Melting Toht is from Firebox.
“It’s horrible to think about that now because it pooed everywhere and we were left wondering what we’d eaten. We decided to have the rest on Sunday but when I dropped the leaves on my plate I just saw this thing in my hand. I thought, ‘what on earth is this?’.
“It frightened me to death and my wife was extremely upset. I’ve never seen anything like it in my life.
“I could probably have coped if it was something small, like an ant, but this was more like something from the Bible. I can’t believe it was still alive after all that time in the bag, first on the shelf and then in our fridge.

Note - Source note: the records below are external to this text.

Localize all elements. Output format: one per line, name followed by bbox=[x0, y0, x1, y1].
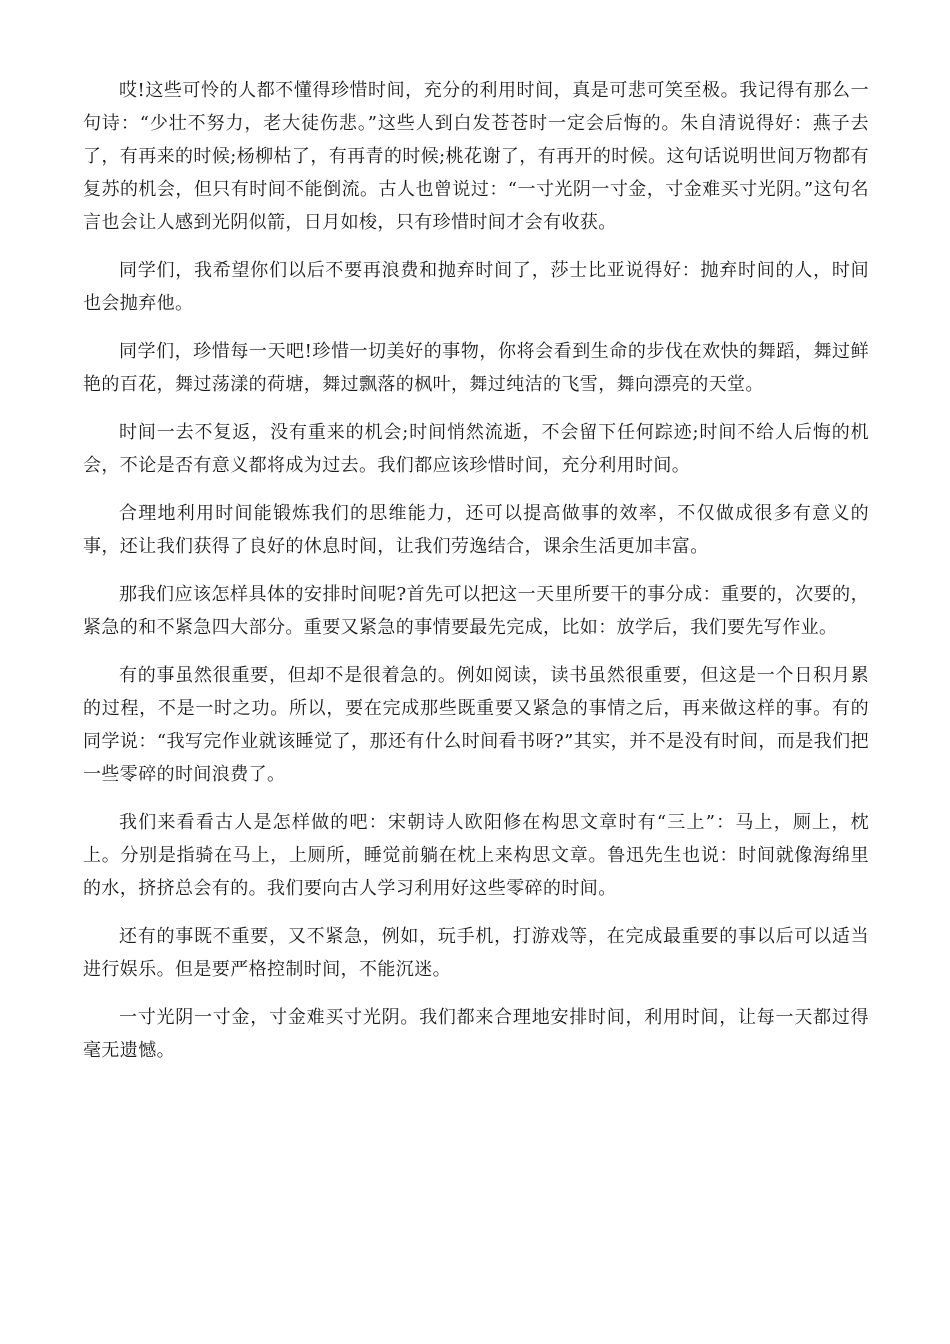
paragraph-7: 有的事虽然很重要，但却不是很着急的。例如阅读，读书虽然很重要，但这是一个日积月累的过程，不是一时之功。所以，要在完成那些既重要又紧急的事情之后，再来做这样的事。有的同学说：“我写完作业就该睡觉了，那还有什么时间看书呀?”其实，并不是没有时间，而是我们把一些零碎的时间浪费了。 bbox=[83, 665, 869, 785]
paragraph-9: 还有的事既不重要，又不紧急，例如，玩手机，打游戏等，在完成最重要的事以后可以适当进行娱乐。但是要严格控制时间，不能沉迷。 bbox=[83, 926, 869, 980]
paragraph-2: 同学们，我希望你们以后不要再浪费和抛弃时间了，莎士比亚说得好：抛弃时间的人，时间也会抛弃他。 bbox=[83, 260, 869, 314]
document-body bbox=[83, 74, 869, 1082]
paragraph-10: 一寸光阴一寸金，寸金难买寸光阴。我们都来合理地安排时间，利用时间，让每一天都过得毫无遗憾。 bbox=[83, 1007, 869, 1061]
paragraph-5: 合理地利用时间能锻炼我们的思维能力，还可以提高做事的效率，不仅做成很多有意义的事，还让我们获得了良好的休息时间，让我们劳逸结合，课余生活更加丰富。 bbox=[83, 503, 869, 557]
paragraph-3: 同学们，珍惜每一天吧!珍惜一切美好的事物，你将会看到生命的步伐在欢快的舞蹈，舞过鲜艳的百花，舞过荡漾的荷塘，舞过飘落的枫叶，舞过纯洁的飞雪，舞向漂亮的天堂。 bbox=[83, 341, 869, 395]
paragraph-4: 时间一去不复返，没有重来的机会;时间悄然流逝，不会留下任何踪迹;时间不给人后悔的机会，不论是否有意义都将成为过去。我们都应该珍惜时间，充分利用时间。 bbox=[83, 422, 869, 476]
paragraph-1: 哎!这些可怜的人都不懂得珍惜时间，充分的利用时间，真是可悲可笑至极。我记得有那么一句诗：“少壮不努力，老大徒伤悲。”这些人到白发苍苍时一定会后悔的。朱自清说得好：燕子去了，有再来的时候;杨柳枯了，有再青的时候;桃花谢了，有再开的时候。这句话说明世间万物都有复苏的机会，但只有时间不能倒流。古人也曾说过：“一寸光阴一寸金，寸金难买寸光阴。”这句名言也会让人感到光阴似箭，日月如梭，只有珍惜时间才会有收获。 bbox=[83, 80, 869, 233]
paragraph-8: 我们来看看古人是怎样做的吧：宋朝诗人欧阳修在构思文章时有“三上”：马上，厕上，枕上。分别是指骑在马上，上厕所，睡觉前躺在枕上来构思文章。鲁迅先生也说：时间就像海绵里的水，挤挤总会有的。我们要向古人学习利用好这些零碎的时间。 bbox=[83, 812, 869, 899]
paragraph-6: 那我们应该怎样具体的安排时间呢?首先可以把这一天里所要干的事分成：重要的，次要的，紧急的和不紧急四大部分。重要又紧急的事情要最先完成，比如：放学后，我们要先写作业。 bbox=[83, 584, 869, 638]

“It’s worrying because the bag says the salad’s ready washed but they obviously haven’t cleaned it that well. When the shock had passed we just had some cheese sandwiches… I’d like to think the locust might go to an insect expert who can find a use for it.”
That salad sounds revolting – even a locust won’t eat the stuff.
Travel news in the Daily Mail, with Georgia Diebelius. She introduces readers to a stunning Moorish castle built in 1605:
These are the haunting images of an Italian castle that still stands in pristine condition, despite being left abandoned for more than 20 years. The Castello di Sammezzano in Tuscany, Italy, was built in the early 17th century by Spanish nobles and was even visited by Emperor Charlemagne….
Would that be Charlemagne, aka Charles the Great (born late 740s – 28 January 814) or an imposter?
If only there was a resources, some kind of electronic database, for writers to look up facts on…
To New South Wales, Australia, where butcher Jeff Rapley from Naroomais talking about the sign in his shop window that promises, “Eating two strips of Rapley’s award-winning bacon for breakfast reduces your chance of being a suicide bomber by 100%.”
He fails to “or your money back!” but Jeff does add that he meant no offence and “no particular religion was mentioned“. “I’m definitely not a racist and didn’t mean for it to cause offence,” says Jeff.
The Vegan Militia has yet to respond.